Syria's civil war began in early 2011, when the government of President Bashar al-Assad turned police and troops on anti-government demonstrations. The crackdown mushroomed into a conflict that has left more than more than 90,000 dead, according to the United Nations.
The Obama administration announced in June that government troops had crossed a "red line" by using chemical weapons against rebel forces, prompting it to increase what has so far been non-lethal aid to the opposition. The administration plans to send small arms, ammunition and potentially anti-tank weapons to Syria's rebels, officials familiar with the matter told CNN.
Critics such as Sen.

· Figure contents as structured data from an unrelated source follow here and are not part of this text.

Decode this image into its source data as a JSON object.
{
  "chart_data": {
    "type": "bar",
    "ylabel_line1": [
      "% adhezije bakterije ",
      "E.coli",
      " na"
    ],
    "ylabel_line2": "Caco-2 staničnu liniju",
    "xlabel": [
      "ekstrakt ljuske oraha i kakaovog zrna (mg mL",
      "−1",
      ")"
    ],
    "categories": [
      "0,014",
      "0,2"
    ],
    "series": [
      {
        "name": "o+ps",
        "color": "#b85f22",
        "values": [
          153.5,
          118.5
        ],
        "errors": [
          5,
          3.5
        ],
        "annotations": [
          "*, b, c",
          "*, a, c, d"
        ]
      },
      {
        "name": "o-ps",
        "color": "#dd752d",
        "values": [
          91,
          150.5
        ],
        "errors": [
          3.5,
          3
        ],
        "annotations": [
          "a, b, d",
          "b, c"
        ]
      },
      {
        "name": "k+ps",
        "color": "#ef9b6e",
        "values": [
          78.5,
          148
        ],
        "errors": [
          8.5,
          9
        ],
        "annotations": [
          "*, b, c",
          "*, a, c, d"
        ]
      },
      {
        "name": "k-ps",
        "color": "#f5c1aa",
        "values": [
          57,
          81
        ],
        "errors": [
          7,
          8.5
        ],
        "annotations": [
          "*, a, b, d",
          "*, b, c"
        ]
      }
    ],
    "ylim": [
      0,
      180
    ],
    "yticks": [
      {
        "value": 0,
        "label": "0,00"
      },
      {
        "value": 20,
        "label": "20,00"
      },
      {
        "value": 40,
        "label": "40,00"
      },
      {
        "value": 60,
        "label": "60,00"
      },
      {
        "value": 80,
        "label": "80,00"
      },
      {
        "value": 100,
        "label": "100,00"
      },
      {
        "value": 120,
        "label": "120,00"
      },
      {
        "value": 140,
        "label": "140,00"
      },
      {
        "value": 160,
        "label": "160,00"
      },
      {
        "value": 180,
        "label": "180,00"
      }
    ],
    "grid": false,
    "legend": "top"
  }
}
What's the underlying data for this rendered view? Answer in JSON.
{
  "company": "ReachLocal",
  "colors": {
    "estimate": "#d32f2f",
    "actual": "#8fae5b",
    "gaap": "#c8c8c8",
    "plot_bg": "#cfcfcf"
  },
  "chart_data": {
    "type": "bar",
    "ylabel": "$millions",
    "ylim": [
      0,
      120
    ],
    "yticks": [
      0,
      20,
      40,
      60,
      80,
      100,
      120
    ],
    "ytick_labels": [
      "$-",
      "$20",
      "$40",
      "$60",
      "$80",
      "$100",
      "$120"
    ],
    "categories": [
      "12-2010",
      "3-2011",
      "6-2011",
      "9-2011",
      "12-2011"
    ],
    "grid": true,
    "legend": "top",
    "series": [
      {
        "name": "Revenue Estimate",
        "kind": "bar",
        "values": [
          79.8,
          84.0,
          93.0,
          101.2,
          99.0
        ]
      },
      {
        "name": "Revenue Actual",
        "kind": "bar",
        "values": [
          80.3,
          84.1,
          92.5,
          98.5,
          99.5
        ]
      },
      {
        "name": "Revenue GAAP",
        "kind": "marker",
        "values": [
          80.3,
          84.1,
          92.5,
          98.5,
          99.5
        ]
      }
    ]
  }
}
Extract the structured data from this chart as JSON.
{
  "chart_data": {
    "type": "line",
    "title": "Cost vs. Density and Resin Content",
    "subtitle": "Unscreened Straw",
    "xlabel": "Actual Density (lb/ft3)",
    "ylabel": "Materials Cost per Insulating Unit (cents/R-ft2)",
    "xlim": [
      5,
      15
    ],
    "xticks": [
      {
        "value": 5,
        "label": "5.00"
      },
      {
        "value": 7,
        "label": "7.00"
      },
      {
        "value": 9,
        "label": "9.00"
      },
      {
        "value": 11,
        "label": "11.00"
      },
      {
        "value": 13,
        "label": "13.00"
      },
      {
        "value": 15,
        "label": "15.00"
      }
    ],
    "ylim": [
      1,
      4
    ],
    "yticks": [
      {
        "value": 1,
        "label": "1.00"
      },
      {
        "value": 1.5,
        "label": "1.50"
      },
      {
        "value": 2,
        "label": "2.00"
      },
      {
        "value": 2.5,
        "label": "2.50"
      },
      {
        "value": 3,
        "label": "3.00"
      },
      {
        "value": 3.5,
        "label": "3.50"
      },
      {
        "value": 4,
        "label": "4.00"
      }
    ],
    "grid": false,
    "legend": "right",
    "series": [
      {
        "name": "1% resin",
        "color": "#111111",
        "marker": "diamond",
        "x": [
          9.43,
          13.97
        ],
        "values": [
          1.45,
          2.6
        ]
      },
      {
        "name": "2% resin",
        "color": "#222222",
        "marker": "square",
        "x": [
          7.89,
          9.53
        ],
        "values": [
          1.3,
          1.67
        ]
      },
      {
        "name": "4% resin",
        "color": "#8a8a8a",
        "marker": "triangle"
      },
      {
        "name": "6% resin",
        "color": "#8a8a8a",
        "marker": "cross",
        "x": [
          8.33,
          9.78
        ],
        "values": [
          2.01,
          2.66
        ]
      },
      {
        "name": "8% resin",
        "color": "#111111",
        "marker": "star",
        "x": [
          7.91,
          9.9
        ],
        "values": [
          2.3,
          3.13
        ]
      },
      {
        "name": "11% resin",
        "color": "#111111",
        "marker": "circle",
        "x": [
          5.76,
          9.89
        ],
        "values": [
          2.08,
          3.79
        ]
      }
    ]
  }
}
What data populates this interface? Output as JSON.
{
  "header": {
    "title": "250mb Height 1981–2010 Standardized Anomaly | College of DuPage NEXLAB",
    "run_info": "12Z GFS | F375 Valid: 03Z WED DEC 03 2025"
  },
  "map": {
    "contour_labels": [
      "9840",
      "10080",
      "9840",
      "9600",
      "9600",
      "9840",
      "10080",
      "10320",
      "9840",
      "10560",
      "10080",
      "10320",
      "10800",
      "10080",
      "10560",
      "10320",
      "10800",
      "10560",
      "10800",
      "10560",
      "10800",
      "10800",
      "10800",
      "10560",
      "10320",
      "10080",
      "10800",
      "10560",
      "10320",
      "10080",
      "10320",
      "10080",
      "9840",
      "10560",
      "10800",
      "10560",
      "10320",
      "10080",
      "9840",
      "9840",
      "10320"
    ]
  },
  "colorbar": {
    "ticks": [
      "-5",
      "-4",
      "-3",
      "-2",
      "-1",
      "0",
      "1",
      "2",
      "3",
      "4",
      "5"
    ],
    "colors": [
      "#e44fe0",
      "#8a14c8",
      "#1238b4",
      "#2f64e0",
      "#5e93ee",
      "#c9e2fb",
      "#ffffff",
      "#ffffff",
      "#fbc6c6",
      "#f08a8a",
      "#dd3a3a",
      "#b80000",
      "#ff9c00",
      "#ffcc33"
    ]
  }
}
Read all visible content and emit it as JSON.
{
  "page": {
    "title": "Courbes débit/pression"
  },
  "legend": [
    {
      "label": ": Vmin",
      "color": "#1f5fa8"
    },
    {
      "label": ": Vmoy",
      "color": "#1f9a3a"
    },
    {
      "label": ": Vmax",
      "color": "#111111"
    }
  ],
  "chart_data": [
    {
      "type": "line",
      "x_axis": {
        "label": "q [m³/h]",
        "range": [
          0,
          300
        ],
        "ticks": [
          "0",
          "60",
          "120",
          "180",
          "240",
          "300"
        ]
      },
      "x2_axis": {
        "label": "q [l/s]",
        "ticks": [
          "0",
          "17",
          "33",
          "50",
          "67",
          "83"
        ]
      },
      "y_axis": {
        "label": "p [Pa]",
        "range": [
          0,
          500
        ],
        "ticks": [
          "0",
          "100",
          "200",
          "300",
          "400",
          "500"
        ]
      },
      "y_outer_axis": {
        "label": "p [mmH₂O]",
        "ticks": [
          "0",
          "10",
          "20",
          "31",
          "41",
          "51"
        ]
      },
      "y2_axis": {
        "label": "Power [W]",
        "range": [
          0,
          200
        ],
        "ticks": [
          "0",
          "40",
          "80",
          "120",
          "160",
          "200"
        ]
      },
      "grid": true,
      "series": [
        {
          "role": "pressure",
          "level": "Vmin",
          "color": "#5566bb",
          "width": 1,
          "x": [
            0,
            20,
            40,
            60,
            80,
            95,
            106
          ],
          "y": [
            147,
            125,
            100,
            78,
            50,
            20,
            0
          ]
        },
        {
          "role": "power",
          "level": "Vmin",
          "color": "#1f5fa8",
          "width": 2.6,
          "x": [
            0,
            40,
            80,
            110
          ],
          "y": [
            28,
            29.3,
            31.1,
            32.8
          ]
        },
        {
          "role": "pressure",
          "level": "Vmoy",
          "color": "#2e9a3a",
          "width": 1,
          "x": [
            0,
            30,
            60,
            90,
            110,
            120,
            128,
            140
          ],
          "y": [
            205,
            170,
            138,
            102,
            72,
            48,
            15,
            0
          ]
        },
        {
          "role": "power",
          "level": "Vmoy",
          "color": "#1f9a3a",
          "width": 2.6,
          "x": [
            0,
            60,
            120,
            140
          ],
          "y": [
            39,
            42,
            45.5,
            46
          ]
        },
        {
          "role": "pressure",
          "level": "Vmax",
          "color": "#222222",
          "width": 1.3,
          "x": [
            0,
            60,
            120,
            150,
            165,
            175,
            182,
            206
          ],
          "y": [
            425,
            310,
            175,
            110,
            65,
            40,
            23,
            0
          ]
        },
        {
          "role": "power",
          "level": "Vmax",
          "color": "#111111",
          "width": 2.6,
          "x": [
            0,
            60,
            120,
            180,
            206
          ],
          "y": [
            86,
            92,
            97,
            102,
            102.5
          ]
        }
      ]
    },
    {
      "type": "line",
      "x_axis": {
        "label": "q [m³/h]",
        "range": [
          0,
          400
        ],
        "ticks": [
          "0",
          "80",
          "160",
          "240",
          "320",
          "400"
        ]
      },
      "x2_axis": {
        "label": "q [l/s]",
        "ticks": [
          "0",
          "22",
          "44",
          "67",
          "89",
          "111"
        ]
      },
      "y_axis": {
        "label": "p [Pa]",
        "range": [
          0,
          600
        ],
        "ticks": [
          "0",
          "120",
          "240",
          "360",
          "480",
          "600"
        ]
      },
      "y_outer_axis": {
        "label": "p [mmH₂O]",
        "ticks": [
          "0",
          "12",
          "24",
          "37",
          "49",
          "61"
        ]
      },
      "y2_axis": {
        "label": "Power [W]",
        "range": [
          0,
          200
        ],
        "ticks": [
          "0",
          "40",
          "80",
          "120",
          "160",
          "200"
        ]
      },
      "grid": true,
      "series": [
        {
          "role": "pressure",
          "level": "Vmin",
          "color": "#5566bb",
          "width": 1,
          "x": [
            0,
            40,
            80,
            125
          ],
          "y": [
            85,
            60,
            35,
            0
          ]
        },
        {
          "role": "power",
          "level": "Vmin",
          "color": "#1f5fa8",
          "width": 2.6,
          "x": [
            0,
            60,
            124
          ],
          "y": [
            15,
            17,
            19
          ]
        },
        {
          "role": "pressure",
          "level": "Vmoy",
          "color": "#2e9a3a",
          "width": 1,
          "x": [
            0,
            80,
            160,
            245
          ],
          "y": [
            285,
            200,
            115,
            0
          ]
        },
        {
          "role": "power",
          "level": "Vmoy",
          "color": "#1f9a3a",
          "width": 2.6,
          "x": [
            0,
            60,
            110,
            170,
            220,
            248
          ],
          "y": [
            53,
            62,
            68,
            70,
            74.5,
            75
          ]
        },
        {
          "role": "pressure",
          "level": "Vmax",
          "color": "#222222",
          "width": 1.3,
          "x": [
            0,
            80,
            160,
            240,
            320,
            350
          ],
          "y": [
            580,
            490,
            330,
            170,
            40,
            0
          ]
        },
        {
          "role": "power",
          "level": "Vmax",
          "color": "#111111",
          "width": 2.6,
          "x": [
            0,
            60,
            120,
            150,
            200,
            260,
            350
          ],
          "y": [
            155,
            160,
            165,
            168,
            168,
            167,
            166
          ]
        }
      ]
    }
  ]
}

John McCain, the ranking Republican on the Senate Armed Services Committee, call the response too little, too late.
"As usual, on these issues, they're undecided and going forward with a debate while events transpire," McCain told CBS' "Face the Nation" on Sunday. "There's no better example of that than Syria, as we continue to watch Hezbollah, thousands of fighters; we see Russian weapons pouring in, and slaughter of now over 100,000 people. And we're going to send them light weapons? Light weapons don't do well against tanks."
But Dempsey,Obama's principal military adviser, told CNN the war in Syria is "not a simple matter of stopping the fight by the introduction of any particular U.S. capability."
"It seems to me that we need to understand what the peace will look like before we start the war," he said.
What complicates the question of military support for the opposition is that many of the rebel fighters are militants with pro-al Qaeda sympathies, the same stripe of militants America has battled in Iraq and Afghanistan. They include the al-Nusra Front, a rebel group that the United States says has links to al Qaeda.
Meanwhile, the United States has been bolstering efforts to keep the conflict from spreading to Jordan, where an American military presence is quietly growing. And in discussions of the use of air power to enforce a "no-fly" zone, as was done in Libya's civil war in 2011, Dempsey has raised concerns about the need for clear objectives and a full understanding of the risks before acting.